1Laboratory of Physiology and Animal Biochemistry, Department of Zoology and Invertebrate Ecology, Institute of Environmental Protection, The John Paul II Catholic University of Lublin, 102 Kraśnicka Avenue, 20-718 Lublin, Poland
2Laboratory of Oxidative Stress, Center for Interdisciplinary Research, The John Paul II Catholic University of Lublin, 102 Kraśnicka Avenue, 20-718 Lublin, Poland
3Laboratory of Separation and Spectroscopic Method Applications, Center for Interdisciplinary Research, The John Paul II Catholic University of Lublin, 102 Kraśnicka Avenue, 20-718 Lublin, Poland

Received 30 April 2013; Revised 22 October 2013; Accepted 28 October 2013; Published 28 January 2014

Academic Editor: Maha Zaki Rizk

Copyright © 2014 Agnieszka Ścibior et al.
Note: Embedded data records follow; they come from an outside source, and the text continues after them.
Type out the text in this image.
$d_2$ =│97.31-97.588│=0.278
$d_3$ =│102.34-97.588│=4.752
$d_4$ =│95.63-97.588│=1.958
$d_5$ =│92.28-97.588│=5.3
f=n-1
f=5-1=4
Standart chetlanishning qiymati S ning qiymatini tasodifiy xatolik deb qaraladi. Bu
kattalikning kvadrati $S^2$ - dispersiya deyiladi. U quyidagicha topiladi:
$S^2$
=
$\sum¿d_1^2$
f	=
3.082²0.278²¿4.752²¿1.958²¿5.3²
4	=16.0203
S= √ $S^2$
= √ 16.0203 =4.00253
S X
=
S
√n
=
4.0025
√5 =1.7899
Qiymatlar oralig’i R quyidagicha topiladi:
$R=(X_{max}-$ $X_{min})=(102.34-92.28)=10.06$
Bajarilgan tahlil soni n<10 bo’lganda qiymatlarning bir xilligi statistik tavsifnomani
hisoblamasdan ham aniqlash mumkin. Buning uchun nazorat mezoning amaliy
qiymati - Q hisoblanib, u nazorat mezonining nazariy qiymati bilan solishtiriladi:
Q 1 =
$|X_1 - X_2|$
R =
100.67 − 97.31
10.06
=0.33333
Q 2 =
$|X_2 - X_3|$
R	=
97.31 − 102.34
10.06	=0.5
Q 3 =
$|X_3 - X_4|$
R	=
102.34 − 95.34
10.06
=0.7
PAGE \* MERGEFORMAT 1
This is an open access article distributed under the Creative Commons Attribution License, which permits unrestricted use, distribution, and reproduction in any medium, provided the original work is properly cited.

Abstract

The alterations in the levels/activities of selected biomarkers for detecting kidney toxicity and in the levels of some oxidative stress (OS) markers and elements were studied in male rats to evaluate biochemically the degree of kidney damage, investigate the role of OS in the mechanism of functional renal disorders, reveal potential biomarkers of renal function, and assess the renal mineral changes in the conditions of a 12-week sodium metavanadate (SMV, 0.125 mg V/mL) exposure. The results showed that OS is involved in the mechanism underlying the development of SMV-induced functional renal disturbances. They also suggest that the urinary cystatin C (CysCu) and kidney injury molecule-1 (KIM-1u) could be the most appropriate to evaluate renal function at the conditions of SMV intoxication when the fluid intake, excreted urinary volume (EUV), body weight (BW), and the urinary creatinine excretion (Creu) decreased. The use of such tests as the urinary lactate dehydrogenase, alkaline phosphatase, γ-glutamyltranspeptidase, and N-acetyl-β-D-glucosaminidase (LDHu, ALPu, GGTPu, and NAGu) seems not to be valid given their reduced activities. The use of only traditional biomarkers of renal function in these conditions may, in turn, be insufficient because their alterations are greatly influenced by the changes in the fluid intake and/or BW.